Parashat VeZot HaBracha
18/10/2019

Parashat VeZot HaBracha

Spreker:
Passage: Numeri 29:26-32, 12-16, Zachacharia 14:1-21

Inleiding op parashat VeZot HaBracha, en dit is de ene zegen.

Deze sabbat in het midden van de week van het Loofhuttenfeest, noemt men een Sabbat Chol haMoed. In plaats van het laatste gedeelte uit het vijfde boek van Mozes, Deut.33:1-34:12 en Jozua 1: 1-18, bespreekt men ook wel Exod. 33:12-34: 26 en de haftarah uit Ezech. 38:1-23 -39:16. Op deze 6de dag van Soekot zijn de dagelijkse Schrift gedeelten uit Num. 29:26-32, 12-16, Zach.14:1-21. De 7de dag, de grote dag van het feest valt dan op zondag en het aansluitende en afsluitende feest van de Achtste dag, Shemini Atzereth, een sabbaton valt dan op maandag.

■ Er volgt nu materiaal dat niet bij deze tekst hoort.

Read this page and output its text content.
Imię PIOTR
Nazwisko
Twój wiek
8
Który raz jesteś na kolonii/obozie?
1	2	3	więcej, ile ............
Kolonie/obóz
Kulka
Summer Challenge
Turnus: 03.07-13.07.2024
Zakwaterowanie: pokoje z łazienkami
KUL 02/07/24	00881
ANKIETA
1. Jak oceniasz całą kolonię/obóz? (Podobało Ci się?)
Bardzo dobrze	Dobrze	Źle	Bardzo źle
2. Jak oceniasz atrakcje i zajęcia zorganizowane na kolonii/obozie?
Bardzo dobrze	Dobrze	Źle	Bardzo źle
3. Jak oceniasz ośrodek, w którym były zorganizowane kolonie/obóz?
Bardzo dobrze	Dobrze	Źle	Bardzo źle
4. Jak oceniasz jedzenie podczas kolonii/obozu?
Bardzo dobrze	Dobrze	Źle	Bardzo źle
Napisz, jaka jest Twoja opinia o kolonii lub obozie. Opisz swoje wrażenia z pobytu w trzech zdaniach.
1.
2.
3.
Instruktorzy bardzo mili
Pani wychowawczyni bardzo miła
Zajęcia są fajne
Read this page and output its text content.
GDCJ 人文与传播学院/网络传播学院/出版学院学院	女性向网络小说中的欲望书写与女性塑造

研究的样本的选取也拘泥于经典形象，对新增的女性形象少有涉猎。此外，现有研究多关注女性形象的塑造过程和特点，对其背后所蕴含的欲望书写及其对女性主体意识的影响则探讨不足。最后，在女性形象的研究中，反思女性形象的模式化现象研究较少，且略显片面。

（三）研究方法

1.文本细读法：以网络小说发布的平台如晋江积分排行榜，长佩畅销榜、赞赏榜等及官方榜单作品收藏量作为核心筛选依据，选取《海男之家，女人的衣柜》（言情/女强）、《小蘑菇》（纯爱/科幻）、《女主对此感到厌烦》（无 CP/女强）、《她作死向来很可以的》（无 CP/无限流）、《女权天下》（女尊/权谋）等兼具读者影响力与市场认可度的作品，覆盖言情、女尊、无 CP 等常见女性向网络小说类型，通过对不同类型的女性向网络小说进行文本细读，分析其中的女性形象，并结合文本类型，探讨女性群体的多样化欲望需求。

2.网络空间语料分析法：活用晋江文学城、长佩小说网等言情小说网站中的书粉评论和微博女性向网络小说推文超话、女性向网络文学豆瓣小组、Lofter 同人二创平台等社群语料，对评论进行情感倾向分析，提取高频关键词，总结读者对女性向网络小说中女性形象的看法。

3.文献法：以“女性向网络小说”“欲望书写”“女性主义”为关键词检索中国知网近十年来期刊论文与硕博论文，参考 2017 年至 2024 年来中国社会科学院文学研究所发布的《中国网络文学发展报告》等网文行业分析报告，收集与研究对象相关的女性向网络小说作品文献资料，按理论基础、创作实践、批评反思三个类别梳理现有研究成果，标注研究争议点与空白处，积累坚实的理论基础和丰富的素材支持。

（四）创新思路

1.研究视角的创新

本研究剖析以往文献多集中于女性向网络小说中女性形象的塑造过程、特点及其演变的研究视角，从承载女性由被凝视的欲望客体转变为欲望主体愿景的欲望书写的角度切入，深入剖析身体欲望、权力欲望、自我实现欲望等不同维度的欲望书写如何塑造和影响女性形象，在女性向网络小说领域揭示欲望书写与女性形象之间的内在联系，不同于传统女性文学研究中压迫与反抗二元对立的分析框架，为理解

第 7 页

De Schriftgedeelten bepalen ons erbij dat JHVH, de Herder Israels is, die Zelf voor Zijn kudde en Zijn schapen zorgt door. Dat deed Hij door te voorzien in goede herders zoals Mozes en Aaron en Zelf met hen mee te gaan. Mozes leidde tegelijkertijd Jozua op zodat deze in zijn voetsporen verder kon gaan.

David is een herder naar Gods hart, zodat Hij hem tot Koning over Israel kan aanstellen. David bereid zijn zoon Salomo voor op die verantwoordelijkheid. Israel kent ook perioden dat zij zonder (goede) herders hun weg moeten vinden, zodat een ieder doet wat recht is in eigen ogen. Wanneer Jeshoea op het toegestroomde volk ziet dan smart het Hem dat zij als schapen waren zonder herder en met ontferming bewogen gaat Hij hen vele dingen onderwijzen en leren. Jeshoea bereid Zijn leerlingen, de discipelen voor om deze taak voort te zetten.

Petrus krijgt in het begin meer in het bijzonder die verantwoordelijkheid. Bij hun afscheid geeft de opperherder Hem tot drie maal toe mee: “Weidt Mijn lammeren.” “Hoed Mijn schapen.” En “Weid Mijn schapen.” Vergeet het niet het zijn Zijn schapen, het is Zijn kudde. Petrus op zijn beurt geeft al deze lessen door aan de volgende generatie herders met de uitdrukkelijke vermaning.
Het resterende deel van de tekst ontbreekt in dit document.